I’m becoming a fan of hummusapien
Julia says
This was great for lunches this week! I forgot to buy tahini at the store, but it was still delicious with a simple lemon & olive oil dressing. I also added some brown rice and tofu to make it a little heartier.
Alexis Joseph says
Perfect, love those additions!!
Nikki says
SOO easy and delish!! I will be making this one again for sure.
Alexis Joseph says
Heck yes!! Pro chef 🙂
Jennifer says
This was great. Can't do lemon juice so added extra summac and some water to tahini. Also skipped onion and instead shredded a couple carrots. Used baby kale instead of chard. It was a very beautiful and healthy dinner and even my eight year old liked it!

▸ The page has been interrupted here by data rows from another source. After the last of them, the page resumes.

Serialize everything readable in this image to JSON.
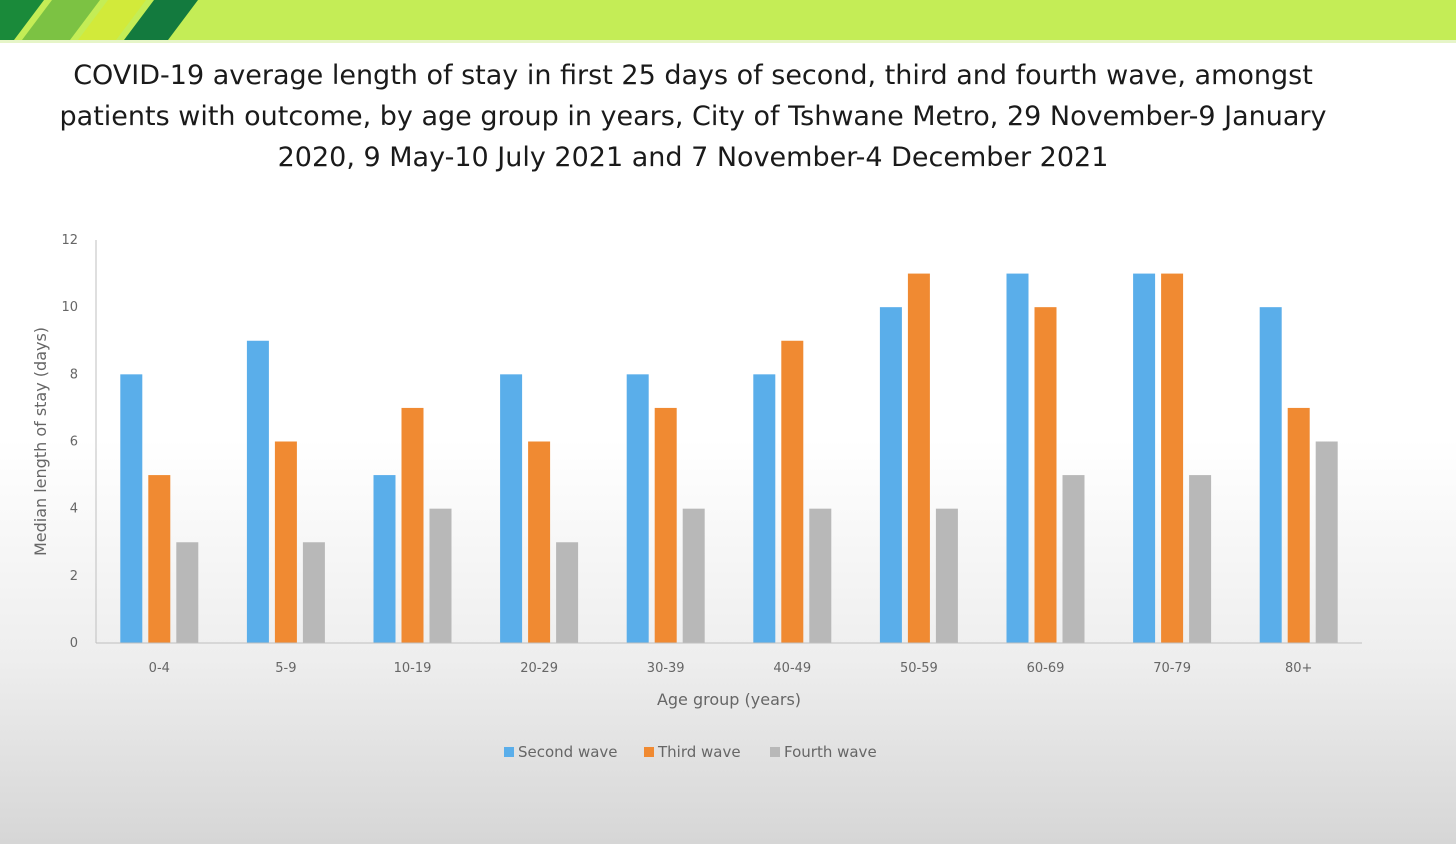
{
  "slide": {
    "title": "COVID-19 average length of stay in first 25 days of second, third and fourth wave, amongst patients with outcome, by age group in years, City of Tshwane Metro, 29 November-9 January 2020, 9 May-10 July 2021 and 7 November-4 December 2021",
    "banner_colors": [
      "#1a8a3a",
      "#7cc243",
      "#d2ea3a",
      "#137a3e",
      "#c4ed56"
    ]
  },
  "chart_data": {
    "type": "bar",
    "title": "COVID-19 average length of stay in first 25 days of second, third and fourth wave, amongst patients with outcome, by age group in years, City of Tshwane Metro, 29 November-9 January 2020, 9 May-10 July 2021 and 7 November-4 December 2021",
    "xlabel": "Age group (years)",
    "ylabel": "Median length of stay (days)",
    "ylim": [
      0,
      12
    ],
    "yticks": [
      0,
      2,
      4,
      6,
      8,
      10,
      12
    ],
    "grid": false,
    "legend_position": "bottom",
    "categories": [
      "0-4",
      "5-9",
      "10-19",
      "20-29",
      "30-39",
      "40-49",
      "50-59",
      "60-69",
      "70-79",
      "80+"
    ],
    "series": [
      {
        "name": "Second wave",
        "color": "#5aaeea",
        "values": [
          8,
          9,
          5,
          8,
          8,
          8,
          10,
          11,
          11,
          10
        ]
      },
      {
        "name": "Third wave",
        "color": "#f08a32",
        "values": [
          5,
          6,
          7,
          6,
          7,
          9,
          11,
          10,
          11,
          7
        ]
      },
      {
        "name": "Fourth wave",
        "color": "#b8b8b8",
        "values": [
          3,
          3,
          4,
          3,
          4,
          4,
          4,
          5,
          5,
          6
        ]
      }
    ]
  }
}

Oh and we served with whole grain pita.
Alexis Joseph says
Mmmm I love your changes! Thanks for letting me know, Jennifer. Glad your daughter approved, too!
Alexis says
Yay! It makes the best leftovers 🙂
Hannah says
This was an amazing work lunch! Kept super well all week in the fridge-- even after tossing with dressing on day one. Will def make again. Thanks!
Alexis says
You go girl!!
eva @CostumeTakeOut says
made this last night! I had some subsitutions--red chard because I have it growing beautifully in my veggie garden, and plain white potato (oh how i wish i had sweet potato for this!), but it came delicious....made my own za'tar...forgot to put it on the potatos, so put it in the tahini dressing and it did add a nice flavor.....will make this again!
Alexis says
Mmm sounds so yummy!!
Kori says
While I know I definitely have a ways to go, I do try to purchase seasonal produce. I do take advantage of frozen fruits and vegetables, but I don't buy tomatoes, berries, etc. when I know they aren't in season. This recipe looks and sounds so flavorful and amazing!
Allison says
This looks so incredibly good! It is a beautiful reminder to check out local seasonal produce which can be challenging sometimes living in New England!
Dylan Miles says
This looks so FRESH! Cannot wait to try!